Mahsa Paknezhad is a Deep Studying Architect and a key member of the AWS Generative AI Innovation Heart. She works intently with enterprise purchasers to design, implement, and optimize cutting-edge generative AI options. With a give attention to scalability and manufacturing readiness, Mahsa helps organizations throughout numerous industries harness superior Generative AI fashions to attain significant enterprise outcomes.

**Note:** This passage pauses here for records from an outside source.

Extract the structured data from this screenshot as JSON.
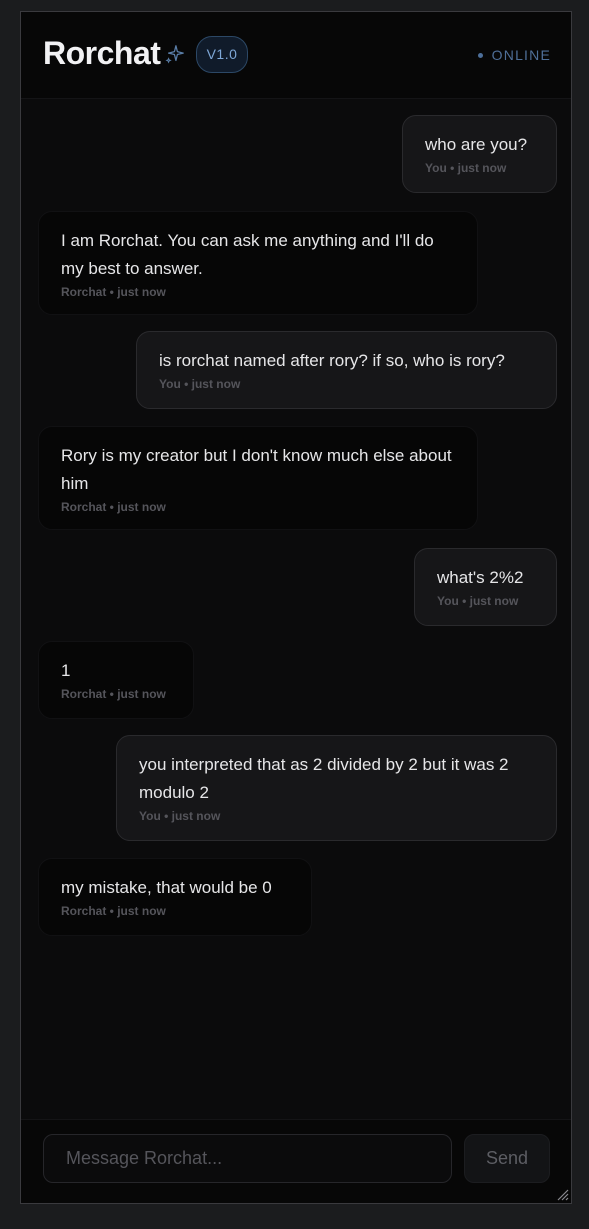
{
  "header": {
    "title": "Rorchat",
    "version": "V1.0",
    "status": "ONLINE"
  },
  "messages": [
    {
      "role": "user",
      "text": "who are you?",
      "meta": "You • just now"
    },
    {
      "role": "bot",
      "text": "I am Rorchat. You can ask me anything and I'll do my best to answer.",
      "meta": "Rorchat • just now"
    },
    {
      "role": "user",
      "text": "is rorchat named after rory? if so, who is rory?",
      "meta": "You • just now"
    },
    {
      "role": "bot",
      "text": "Rory is my creator but I don't know much else about him",
      "meta": "Rorchat • just now"
    },
    {
      "role": "user",
      "text": "what's 2%2",
      "meta": "You • just now"
    },
    {
      "role": "bot",
      "text": "1",
      "meta": "Rorchat • just now"
    },
    {
      "role": "user",
      "text": "you interpreted that as 2 divided by 2 but it was 2 modulo 2",
      "meta": "You • just now"
    },
    {
      "role": "bot",
      "text": "my mistake, that would be 0",
      "meta": "Rorchat • just now"
    }
  ],
  "composer": {
    "placeholder": "Message Rorchat...",
    "value": "",
    "send_label": "Send"
  },
  "colors": {
    "accent": "#7ea7d6",
    "status": "#4f6f98"
  },
  "icons": {
    "title": "sparkle-icon",
    "status": "status-dot-icon",
    "corner": "resize-handle-icon"
  }
}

Xiaoning Wang is a machine studying engineer on the AWS Generative AI Innovation Heart. He makes a speciality of giant language mannequin coaching and optimization on AWS Trainium and Inferentia, with expertise in distributed coaching, RAG, and low-latency inference. He works with enterprise clients to construct scalable generative AI options that drive actual enterprise affect.
Tianyu Liu is an utilized scientist on the AWS Generative AI Innovation Heart. He companions with enterprise clients to design, implement, and optimize cutting-edge generative AI fashions, advancing innovation and serving to organizations obtain transformative outcomes with scalable, production-ready AI options.
Xuefeng Liu leads a science staff on the AWS Generative AI Innovation Heart within the Asia Pacific areas. His staff companions with AWS clients on generative AI tasks, with the objective of accelerating clients’ adoption of generative AI.
Daniel Wirjo is a Options Architect at AWS, targeted on AI and SaaS startups. As a former startup CTO, he enjoys collaborating with founders and engineering leaders to drive progress and innovation on AWS. Outdoors of labor, Daniel enjoys taking walks with a espresso in hand, appreciating nature, and studying new concepts.